The Spectacle Blog

Journolist: A Conspiracy, or Just a Clown Show?

By on 7.21.10 | 5:28PM

On the main page today, John Guardiano is justifiably appalled by what he's seen from Journolist, the now-defunct off-the-record listserv for liberal journalists. Particularly disturbing is Spencer Ackerman saying it's a good idea to hurl bad-faith accusations of racism. This tells us what was already obvious: Spencer Ackerman shouldn't be taken seriously. This is hardly a secret: We're talking about a guy who was fired from The New Republic after starting a blog called "Too Hot for TNR" to denounce his employer. He then took a flamethrower to all his bridges by airing gripes about all his coworkers. The guy is insane -- and, occassionally, not intellectually honest. (He's also an energetic reporter who does good work covering national security, but you have to learn to ignore his utterly unserious opinions whenever reading his work.)

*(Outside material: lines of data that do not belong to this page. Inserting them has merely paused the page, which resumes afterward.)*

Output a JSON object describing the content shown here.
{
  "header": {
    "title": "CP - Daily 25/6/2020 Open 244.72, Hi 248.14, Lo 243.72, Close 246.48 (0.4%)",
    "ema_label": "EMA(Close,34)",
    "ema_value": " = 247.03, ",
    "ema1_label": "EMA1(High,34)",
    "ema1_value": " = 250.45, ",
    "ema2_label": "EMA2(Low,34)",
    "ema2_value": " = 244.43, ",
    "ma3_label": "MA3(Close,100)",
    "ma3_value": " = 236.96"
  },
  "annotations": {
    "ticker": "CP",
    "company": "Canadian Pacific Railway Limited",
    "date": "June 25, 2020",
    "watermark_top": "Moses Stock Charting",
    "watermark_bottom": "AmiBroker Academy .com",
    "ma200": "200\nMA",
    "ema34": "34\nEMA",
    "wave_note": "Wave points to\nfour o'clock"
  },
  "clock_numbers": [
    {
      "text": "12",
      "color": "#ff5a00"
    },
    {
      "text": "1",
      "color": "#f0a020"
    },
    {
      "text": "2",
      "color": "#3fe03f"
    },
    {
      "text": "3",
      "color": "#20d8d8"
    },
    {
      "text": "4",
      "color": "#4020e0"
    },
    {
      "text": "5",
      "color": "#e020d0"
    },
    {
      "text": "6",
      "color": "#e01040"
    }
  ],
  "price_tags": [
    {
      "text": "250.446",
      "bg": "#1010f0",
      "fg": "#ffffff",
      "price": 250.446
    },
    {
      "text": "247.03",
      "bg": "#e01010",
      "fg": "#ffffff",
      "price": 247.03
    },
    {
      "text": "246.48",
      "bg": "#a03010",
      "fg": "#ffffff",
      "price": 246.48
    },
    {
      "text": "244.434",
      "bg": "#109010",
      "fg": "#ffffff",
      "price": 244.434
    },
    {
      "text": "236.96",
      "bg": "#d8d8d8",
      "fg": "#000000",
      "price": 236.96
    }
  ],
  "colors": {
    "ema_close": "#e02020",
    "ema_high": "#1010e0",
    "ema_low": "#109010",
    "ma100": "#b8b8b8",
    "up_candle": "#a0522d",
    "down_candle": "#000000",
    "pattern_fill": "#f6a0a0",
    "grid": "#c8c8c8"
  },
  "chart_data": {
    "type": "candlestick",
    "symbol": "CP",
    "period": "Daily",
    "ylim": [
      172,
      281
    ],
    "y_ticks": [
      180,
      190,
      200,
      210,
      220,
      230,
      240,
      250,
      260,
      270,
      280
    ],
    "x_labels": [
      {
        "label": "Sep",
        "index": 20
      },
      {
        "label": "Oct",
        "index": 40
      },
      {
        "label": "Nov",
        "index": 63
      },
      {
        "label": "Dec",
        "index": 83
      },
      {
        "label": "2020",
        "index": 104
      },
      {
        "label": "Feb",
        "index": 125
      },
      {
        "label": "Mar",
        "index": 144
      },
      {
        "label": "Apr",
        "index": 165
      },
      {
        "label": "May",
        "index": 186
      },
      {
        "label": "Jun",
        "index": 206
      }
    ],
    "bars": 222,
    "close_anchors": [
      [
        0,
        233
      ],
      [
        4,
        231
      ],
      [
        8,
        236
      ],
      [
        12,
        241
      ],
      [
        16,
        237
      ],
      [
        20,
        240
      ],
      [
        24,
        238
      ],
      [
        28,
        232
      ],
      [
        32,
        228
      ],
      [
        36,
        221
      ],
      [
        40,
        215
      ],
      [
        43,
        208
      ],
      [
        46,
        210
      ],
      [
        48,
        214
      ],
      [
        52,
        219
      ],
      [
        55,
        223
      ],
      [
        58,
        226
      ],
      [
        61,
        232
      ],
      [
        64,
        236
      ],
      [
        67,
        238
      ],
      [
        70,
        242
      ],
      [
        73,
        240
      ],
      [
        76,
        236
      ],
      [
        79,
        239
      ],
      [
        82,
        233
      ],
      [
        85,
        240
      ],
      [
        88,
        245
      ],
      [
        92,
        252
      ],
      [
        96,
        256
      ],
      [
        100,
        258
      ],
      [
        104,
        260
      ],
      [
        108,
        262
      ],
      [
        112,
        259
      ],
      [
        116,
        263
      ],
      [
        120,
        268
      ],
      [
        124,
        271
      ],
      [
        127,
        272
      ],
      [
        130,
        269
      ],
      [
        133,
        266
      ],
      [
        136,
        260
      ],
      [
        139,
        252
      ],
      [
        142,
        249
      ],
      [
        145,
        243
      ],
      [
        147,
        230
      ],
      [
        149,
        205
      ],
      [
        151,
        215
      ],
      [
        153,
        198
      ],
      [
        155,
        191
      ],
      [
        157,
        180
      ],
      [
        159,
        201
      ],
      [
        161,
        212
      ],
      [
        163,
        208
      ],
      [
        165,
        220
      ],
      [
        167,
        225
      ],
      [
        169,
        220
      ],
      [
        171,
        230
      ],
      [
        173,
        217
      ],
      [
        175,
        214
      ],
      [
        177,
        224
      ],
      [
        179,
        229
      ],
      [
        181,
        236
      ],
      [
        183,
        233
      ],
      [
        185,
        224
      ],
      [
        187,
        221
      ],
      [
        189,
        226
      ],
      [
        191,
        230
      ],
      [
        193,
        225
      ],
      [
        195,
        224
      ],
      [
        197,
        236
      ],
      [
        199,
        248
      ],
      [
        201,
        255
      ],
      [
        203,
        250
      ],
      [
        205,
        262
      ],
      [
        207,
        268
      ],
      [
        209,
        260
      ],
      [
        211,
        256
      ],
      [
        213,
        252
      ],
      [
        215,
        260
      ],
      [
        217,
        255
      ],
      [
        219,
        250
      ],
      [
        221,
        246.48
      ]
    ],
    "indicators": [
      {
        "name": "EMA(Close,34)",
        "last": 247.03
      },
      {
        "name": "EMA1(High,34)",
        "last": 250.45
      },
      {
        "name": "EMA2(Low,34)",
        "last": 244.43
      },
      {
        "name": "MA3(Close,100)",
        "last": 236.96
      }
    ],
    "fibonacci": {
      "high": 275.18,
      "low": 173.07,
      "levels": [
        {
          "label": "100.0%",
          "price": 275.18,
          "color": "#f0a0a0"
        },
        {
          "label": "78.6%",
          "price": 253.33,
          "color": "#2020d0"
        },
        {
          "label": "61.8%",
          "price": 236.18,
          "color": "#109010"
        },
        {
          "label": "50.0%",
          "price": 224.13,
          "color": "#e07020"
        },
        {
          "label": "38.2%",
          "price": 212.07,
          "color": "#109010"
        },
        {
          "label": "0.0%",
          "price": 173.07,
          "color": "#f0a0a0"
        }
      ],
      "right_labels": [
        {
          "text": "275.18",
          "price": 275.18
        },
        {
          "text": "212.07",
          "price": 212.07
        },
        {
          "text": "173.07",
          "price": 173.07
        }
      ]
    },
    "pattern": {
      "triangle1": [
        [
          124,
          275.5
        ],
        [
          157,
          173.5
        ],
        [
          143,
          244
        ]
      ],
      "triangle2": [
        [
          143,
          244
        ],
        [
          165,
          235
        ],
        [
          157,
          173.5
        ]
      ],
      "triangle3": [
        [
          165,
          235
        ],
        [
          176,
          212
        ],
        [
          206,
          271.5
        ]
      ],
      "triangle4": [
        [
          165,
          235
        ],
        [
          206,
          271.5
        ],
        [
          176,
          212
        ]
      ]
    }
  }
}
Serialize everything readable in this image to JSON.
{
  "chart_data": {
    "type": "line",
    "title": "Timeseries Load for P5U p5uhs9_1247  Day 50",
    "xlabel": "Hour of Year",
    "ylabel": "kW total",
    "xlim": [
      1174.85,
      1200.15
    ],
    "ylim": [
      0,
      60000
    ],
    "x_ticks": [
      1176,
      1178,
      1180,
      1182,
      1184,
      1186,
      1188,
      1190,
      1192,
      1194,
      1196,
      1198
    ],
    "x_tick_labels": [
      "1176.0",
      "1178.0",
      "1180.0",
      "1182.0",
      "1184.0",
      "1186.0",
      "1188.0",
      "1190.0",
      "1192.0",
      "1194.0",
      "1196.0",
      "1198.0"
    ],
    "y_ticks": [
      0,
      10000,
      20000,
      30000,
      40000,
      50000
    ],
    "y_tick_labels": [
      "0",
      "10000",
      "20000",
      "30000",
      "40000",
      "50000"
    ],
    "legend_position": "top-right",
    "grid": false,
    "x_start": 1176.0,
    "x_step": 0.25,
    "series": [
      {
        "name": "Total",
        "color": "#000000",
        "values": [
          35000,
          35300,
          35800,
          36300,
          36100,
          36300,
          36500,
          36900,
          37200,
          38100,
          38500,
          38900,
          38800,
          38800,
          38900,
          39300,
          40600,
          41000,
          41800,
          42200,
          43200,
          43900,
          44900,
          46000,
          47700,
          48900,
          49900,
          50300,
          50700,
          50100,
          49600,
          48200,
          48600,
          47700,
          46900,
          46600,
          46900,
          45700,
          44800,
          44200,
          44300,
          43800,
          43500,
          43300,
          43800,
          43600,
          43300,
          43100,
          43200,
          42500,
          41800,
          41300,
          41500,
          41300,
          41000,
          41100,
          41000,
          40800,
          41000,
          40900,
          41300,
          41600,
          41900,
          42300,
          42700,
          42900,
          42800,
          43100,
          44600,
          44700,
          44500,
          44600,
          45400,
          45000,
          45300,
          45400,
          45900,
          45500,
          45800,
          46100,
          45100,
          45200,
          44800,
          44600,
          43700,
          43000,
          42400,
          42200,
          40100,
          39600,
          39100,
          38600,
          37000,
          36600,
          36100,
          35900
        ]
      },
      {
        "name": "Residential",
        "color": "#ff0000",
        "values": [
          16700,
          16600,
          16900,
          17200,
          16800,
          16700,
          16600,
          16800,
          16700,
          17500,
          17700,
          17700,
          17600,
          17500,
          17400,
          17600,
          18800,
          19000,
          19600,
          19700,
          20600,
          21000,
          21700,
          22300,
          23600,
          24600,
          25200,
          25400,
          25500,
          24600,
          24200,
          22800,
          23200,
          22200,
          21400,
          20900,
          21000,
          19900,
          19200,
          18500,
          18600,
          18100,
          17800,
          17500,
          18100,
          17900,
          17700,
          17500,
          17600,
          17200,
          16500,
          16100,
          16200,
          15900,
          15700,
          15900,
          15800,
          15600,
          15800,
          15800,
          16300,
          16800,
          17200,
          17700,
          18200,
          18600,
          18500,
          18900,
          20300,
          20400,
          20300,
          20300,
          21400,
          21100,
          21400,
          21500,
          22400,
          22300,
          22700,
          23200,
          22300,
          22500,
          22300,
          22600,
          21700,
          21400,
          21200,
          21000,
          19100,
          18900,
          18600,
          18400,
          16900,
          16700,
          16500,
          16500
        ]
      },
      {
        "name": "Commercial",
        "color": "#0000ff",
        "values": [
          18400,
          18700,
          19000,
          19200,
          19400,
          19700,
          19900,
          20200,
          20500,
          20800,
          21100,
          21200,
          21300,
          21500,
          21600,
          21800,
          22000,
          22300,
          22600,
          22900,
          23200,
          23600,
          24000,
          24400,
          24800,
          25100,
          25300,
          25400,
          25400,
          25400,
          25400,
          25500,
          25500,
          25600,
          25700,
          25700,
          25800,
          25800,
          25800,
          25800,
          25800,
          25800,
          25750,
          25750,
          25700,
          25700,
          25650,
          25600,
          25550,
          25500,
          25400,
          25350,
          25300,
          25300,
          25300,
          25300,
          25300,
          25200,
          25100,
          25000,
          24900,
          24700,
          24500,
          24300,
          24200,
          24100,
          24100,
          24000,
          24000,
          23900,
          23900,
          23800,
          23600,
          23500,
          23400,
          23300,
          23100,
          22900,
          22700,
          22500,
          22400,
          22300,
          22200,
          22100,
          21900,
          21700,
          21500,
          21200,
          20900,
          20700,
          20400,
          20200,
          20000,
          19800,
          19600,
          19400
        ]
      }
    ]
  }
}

Likewise, Chris Hayes's suggestion that no one should cover the Jeremiah Wright controversy is no surprise. Chris Hayes is a dyed-in-the-wool far-left ideologue. I imagine that Hayes disagrees very little with much of what Jeremiah Wright says about how awful America is. Indeed, while I wasn't there, I did hear stories that other reporters were bemused to see Hayes applauding Wright's National Press Club speech, in which Wright doubled down on all his views.

Lots of things that we've seen from Journolist reflect poorly on the people who wrote them. But in almost every case, we already knew that these people were buffoons. Leaks from Journolist are useful primarily in reminding us how utterly ridiculous these people are.

What they don't tell us, though, is that Journolist was a media conspiracy to shape coverage based on what the craziest members of the list suggested, which is how the Daily Caller is framing its stories. Everyone on Journolist insists that this isn't true, and that Jonathan Strong's Caller stories are taking snippets of conversations and making them look much, much worse than they are. The context provided by, for example, Jon Chait's response to the Caller suggests that this is probably true. Since I have no reason to believe that anyone at the Daily Caller would deliberately mislead readers, I suspect that whoever is leaking material from Journolist is doing so selectively. Thus, it would serve readers well if the Daily Caller would, as Daniel Foster suggests over at National Review, release all of the source material they have, as soon as possible.

A member of Journolist has leaked a thread to me, in fact -- albeit with the authors' names stripped out -- under the condition that I promise to run it in its entirety. When I do so tomorrow, you will see, again, how utterly inane the discussions on Journolist often were.